Hey, that's how he got it. The guy knows when to buy and sell, and if he's buying....Then again, by buying , then telling you about it,so you buy too, he makes money too. The guy's a genius.

Earl Capps said...

Things are cyclical. What goes up will come down, and then it will go up again.

Even the worst 401K plan grows slightly in the long run, but if one does a little homework and is willing to ride the waves, a long-term annual rate of return of 5-10% a year is easy to achieve.

My plan was holding an average growth rate of 25% a year for the last five years. That precedes the last boom, so it will probably get on track after a while.

If anything, this is a good time to increase 401K withholding - buy cheap and wait for the market to recover.

Mike Reino said...

Wise words indeed, Earl. If you can show me a program where you are guaranteed to make 50% return on your investment on top of that 5-10% like a 401k, I haven't seen it.

want a cremated hot dog moye said...

Buffet may be smart at stocks but remember he backe Clinton female and Obama

Mike Reino said...

That's true. Knowing who to ask about what is always important. I'll trust my own judgement as far as politics goes...

Earl Capps said...

John Hancock's energy fund is where I've put my money. Even during the current slump, global energy demand is continuing to increase.

With China and India still growing 5-10% annually, that's a lot of power plants, dams and energy infrastructure that is needed. My hard earned bucks help pay for it, and they pay me well for the money.

west_rhino said...

Managing Berkshire Hathaway is where most of Buffett's has grown. That fund doesn't exactly invest in stocks, it tends to buy out companies that are doing well, whether publically traded or not, like Blockbuster or Pampered Chef.

Dave Ramsey has a strategy of using four different areas to invest in mutuals, but cautions that those are for THE LONG TERM. Ditto the 401K, though if it is in shares of your employer's stocks, divest at your earliest convenience, your employer is able to issue more on a split, not unlike the Fed printing more pieces of green paper...

Manarin said...

Awhile back a group of researchers from Dimensional Fund Advisors reviewed the performance of the S&P 500 from January 1970 to December 2006. The annualized return for that period was 11.1%.
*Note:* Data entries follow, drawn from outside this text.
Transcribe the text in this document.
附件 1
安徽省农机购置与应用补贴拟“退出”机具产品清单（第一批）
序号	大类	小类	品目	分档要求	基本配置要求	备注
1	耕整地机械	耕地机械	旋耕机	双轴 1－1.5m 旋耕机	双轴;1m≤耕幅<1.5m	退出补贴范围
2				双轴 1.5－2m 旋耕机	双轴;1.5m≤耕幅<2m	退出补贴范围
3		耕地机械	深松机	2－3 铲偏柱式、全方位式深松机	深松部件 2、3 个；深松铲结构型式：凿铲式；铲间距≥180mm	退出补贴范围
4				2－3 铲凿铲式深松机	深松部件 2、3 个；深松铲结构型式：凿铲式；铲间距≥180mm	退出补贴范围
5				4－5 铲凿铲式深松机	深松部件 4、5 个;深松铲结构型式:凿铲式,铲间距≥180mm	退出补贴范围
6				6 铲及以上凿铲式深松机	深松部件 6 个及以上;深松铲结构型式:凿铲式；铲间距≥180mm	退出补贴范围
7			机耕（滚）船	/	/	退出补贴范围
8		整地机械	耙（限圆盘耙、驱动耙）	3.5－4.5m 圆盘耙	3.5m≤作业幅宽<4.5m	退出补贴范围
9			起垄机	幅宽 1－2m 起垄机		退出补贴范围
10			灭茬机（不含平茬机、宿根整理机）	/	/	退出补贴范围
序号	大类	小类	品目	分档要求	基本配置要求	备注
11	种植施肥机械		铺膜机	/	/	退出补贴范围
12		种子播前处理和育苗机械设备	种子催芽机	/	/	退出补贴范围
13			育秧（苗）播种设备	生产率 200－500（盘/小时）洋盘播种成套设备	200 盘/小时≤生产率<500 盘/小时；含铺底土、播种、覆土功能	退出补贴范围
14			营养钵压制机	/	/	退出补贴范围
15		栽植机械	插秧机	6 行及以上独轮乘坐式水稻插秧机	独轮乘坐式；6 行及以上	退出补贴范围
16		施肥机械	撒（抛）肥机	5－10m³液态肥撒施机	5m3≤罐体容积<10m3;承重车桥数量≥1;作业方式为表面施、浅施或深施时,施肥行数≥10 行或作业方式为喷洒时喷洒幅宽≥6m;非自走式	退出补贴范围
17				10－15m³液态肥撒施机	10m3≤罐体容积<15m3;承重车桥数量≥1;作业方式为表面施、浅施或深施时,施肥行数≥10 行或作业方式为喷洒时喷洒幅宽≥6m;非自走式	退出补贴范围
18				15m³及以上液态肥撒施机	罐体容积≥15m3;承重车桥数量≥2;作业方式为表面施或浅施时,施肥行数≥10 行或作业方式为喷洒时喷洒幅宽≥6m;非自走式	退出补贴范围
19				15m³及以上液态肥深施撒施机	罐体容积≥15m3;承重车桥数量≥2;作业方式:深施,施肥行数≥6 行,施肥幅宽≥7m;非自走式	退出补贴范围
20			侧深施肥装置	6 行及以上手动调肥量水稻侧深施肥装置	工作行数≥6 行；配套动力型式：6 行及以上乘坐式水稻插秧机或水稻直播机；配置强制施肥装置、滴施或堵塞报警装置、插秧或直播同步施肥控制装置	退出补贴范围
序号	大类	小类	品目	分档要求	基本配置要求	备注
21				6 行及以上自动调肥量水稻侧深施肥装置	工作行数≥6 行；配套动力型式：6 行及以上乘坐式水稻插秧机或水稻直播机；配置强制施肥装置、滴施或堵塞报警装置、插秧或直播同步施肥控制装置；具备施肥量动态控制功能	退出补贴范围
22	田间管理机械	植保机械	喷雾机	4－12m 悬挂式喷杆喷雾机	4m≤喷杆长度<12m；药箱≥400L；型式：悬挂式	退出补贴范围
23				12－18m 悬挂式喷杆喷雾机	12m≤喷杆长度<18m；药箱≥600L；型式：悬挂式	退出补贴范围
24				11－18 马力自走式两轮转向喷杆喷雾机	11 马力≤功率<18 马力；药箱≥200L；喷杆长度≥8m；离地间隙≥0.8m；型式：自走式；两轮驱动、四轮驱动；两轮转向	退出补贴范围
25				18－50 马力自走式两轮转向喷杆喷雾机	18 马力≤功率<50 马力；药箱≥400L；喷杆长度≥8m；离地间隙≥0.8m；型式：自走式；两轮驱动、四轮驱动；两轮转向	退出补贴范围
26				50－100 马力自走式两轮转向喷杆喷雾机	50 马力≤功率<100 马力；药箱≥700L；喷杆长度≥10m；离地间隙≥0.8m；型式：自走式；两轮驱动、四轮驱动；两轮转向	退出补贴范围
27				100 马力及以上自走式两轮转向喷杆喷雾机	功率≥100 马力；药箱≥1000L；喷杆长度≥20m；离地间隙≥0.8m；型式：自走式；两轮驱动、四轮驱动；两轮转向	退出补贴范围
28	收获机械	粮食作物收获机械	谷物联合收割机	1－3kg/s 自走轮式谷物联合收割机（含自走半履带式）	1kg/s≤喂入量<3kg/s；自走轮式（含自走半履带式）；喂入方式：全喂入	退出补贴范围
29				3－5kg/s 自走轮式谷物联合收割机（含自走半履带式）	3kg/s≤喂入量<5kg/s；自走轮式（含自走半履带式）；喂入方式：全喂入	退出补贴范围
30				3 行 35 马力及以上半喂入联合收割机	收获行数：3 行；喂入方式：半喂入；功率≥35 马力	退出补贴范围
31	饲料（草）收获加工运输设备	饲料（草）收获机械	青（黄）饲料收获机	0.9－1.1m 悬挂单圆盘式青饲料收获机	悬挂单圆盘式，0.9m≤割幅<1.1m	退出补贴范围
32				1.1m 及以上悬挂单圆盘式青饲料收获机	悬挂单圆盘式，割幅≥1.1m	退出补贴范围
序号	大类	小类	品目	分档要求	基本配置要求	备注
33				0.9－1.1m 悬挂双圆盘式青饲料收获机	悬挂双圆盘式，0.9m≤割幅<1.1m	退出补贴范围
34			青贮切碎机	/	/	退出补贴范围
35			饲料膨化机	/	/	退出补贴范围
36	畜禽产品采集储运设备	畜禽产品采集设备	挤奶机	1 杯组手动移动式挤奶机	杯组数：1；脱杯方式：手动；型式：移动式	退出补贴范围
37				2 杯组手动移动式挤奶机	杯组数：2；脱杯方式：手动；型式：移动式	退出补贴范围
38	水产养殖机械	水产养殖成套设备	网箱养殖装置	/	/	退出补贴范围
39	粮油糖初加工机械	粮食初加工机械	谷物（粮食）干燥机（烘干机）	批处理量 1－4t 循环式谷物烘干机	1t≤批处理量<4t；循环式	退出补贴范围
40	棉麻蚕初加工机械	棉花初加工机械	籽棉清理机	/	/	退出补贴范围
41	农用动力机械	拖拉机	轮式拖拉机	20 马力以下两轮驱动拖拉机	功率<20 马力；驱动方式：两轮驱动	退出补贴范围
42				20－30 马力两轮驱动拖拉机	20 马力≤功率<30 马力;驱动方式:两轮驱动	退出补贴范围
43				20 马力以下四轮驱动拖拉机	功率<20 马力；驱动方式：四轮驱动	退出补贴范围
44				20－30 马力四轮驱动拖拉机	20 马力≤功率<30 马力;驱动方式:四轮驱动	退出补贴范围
But here is where things get interesting.

When the researchers removed the 25 best performing days of the market over that 36 year period (less than one day per year), that 11.1% return dropped to 7.6%. A HUGE difference!

So what does one learn from all this?

First, tell your friends and family to quit making short-term changes to their investment strategy based on their emotions. They are foolish if they do. Woe onto anyone that thinks otherwise.

Mike Reino said...

Unless you are able to predict those 25 days over 26 years, you are correct. We try here to instill a patient attitude towards finances.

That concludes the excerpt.